MGunlogson / CuckooFilter4J

High performance Java implementation of a Cuckoo filter - Apache Licensed
Apache License 2.0
174 stars 39 forks source link

Question: How to get size and serialize cuckoo filter #1

Open l15k4 opened 7 years ago

l15k4 commented 7 years ago

Hey,

I find it better in some aspects than bloom filters but I depend on storing it to a file and use it later.

Are you planing to add support for that in future? Do you see any technical problems in doing so?

Also I'm wondering how to get size of a cuckoo filter in memory or in persisted state. I'm doing some benchmarks and without knowing this I cannot really use them ...

Btw the results of the benchmark that tests false positive rate on 100M unique UUIDs :

sparkBF                 finished in 205.543 seconds with 0 collisions and size 299533092 bytes ...
guavaBF                 finished in 229.518 seconds with 79 collisions and size 299533086 bytes ...
sipHash24 cuckooF       finished in 183.235 seconds with 1093 collisions  ...
Murmur3_128 cuckooF     finished in 181.725 seconds with 1131 collisions ...
sha256 cuckooF          finished in 229.018 seconds with 1084 collisions ...
MGunlogson commented 7 years ago

Thanks for the benchmarks! It's awesome that the library seems to beat even Guava's Bloom filters, at least with your setup. I haven't had anyone share benchmarks before, so seriously thank you. Feel free to update the benchmarks section of the readme with actual numbers if you want.

Just realized I didn't mention in the readme, the filter is actually already serializable. I went to considerable lengths to make sure it was as well... I will update the readme.

Are you using multi-threading on the filter? If your application supports it, the concurrent multi-threading should be several times faster than single thread operation. The builder interface exposes an "expected concurrency" property similar to Java's ConcurrentHashMap that you can use to optimize the filter against the size of your thread pool. A mild warning that multi-threading has only been tested by me :) so there may be some bugs if you're doing things in an odd order. I would be very grateful if you're willing to test it, this is the only Cuckoo/Bloom library I'm aware of that supports concurrent multi-threading.

The memory usage is not quite as small as it could be (but it is faster) because I don't implement the bucket semi-sort mentioned in the main paper here. The figure on page 9 for the Cuckoo filter without semi-sort is how it should perform. Adding a semi-sort option would save maybe 10-20% space but I'm worried the CPU cost will be substantial. It's on my todo list but low priority unless someone needs it. There is a method to get the size, but I just realized I have a typo in the source file making getStorageSize() non-public. I will fix this tonight and the Javadoc should resync by tomorrow. GetStorageSize() will give you the filter size in bits (not bytes).

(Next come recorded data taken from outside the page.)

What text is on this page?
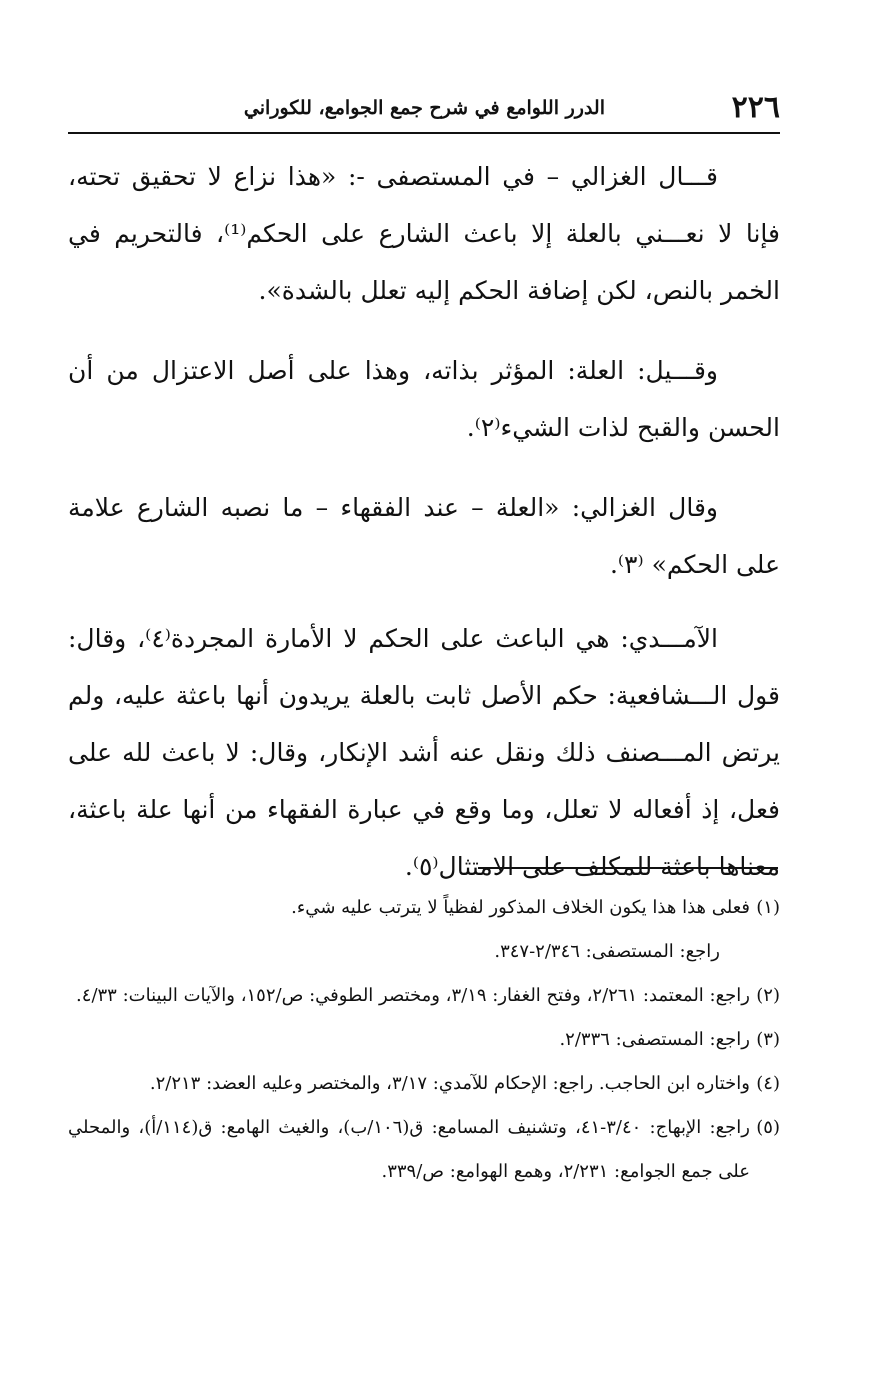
٢٢٦
الدرر اللوامع في شرح جمع الجوامع، للكوراني

قـــال الغزالي – في المستصفى -: «هذا نزاع لا تحقيق تحته، فإنا لا نعـــني بالعلة إلا باعث الشارع على الحكم⁽¹⁾، فالتحريم في الخمر بالنص، لكن إضافة الحكم إليه تعلل بالشدة».

وقـــيل: العلة: المؤثر بذاته، وهذا على أصل الاعتزال من أن الحسن والقبح لذات الشيء⁽٢⁾.

وقال الغزالي: «العلة – عند الفقهاء – ما نصبه الشارع علامة على الحكم» ⁽٣⁾.

الآمـــدي: هي الباعث على الحكم لا الأمارة المجردة⁽٤⁾، وقال: قول الـــشافعية: حكم الأصل ثابت بالعلة يريدون أنها باعثة عليه، ولم يرتض المـــصنف ذلك ونقل عنه أشد الإنكار، وقال: لا باعث لله على فعل، إذ أفعاله لا تعلل، وما وقع في عبارة الفقهاء من أنها علة باعثة، معناها باعثة للمكلف على الامتثال⁽٥⁾.

(١)
فعلى هذا هذا يكون الخلاف المذكور لفظياً لا يترتب عليه شيء.
راجع: المستصفى: ٢/٣٤٦-٣٤٧.
(٢)
راجع: المعتمد: ٢/٢٦١، وفتح الغفار: ٣/١٩، ومختصر الطوفي: ص/١٥٢، والآيات البينات: ٤/٣٣.
(٣)
راجع: المستصفى: ٢/٣٣٦.
(٤)
واختاره ابن الحاجب. راجع: الإحكام للآمدي: ٣/١٧، والمختصر وعليه العضد: ٢/٢١٣.
(٥)
راجع: الإبهاج: ٣/٤٠-٤١، وتشنيف المسامع: ق(١٠٦/ب)، والغيث الهامع: ق(١١٤/أ)، والمحلي على جمع الجوامع: ٢/٢٣١، وهمع الهوامع: ص/٣٣٩.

There shouldn't be a large difference in collisions unless you're running the filter very close to full, care to share the code running your benchmark so I can look into it?

MGunlogson commented 7 years ago

new version with visible getStorageSize() is deploying to maven central, you should be able to update package soon. Keep me updated on benchmark results!

Thanks

MGunlogson commented 7 years ago

Found your bench repo, will patch to use new functionality and make sure settings match between filters. It will take me a few days, need to setup my environment for scala.

If size is an issue for you I can improve lib in two ways to make filters smaller.

1) remove power-of-two limit on filter size. This is here to prevent modulus bias when selecting bucket for items, I may be able to find another way that adds negligible overhead without size restriction. 2) add option for bucket semi sort. This will save approx 15% at 1% false positive rate, if you need much lower than that it doesn't save much. Will do this second if first optimization doesn't make filter small enough, as it could be a lot of work and will definitely impact performance some amount.

With these two improvements filters will be significantly smaller than Bloom, and hopefully remain fast.

Thanks

l15k4 commented 7 years ago

Hey,

sorry for answering late, I'm being quite busy these days. Regarding concurrency, I don't have a single use case for it because everywhere I use bloom filters I depend on sequential processing due to get && put operations and I'm collecting info about it. Processing such event stream by multiple threads might lead to desinformation. Even though the resulting cuckoo filter would be the same, I would get skewed stats about duplicates if I was processing get && put by 8 threads.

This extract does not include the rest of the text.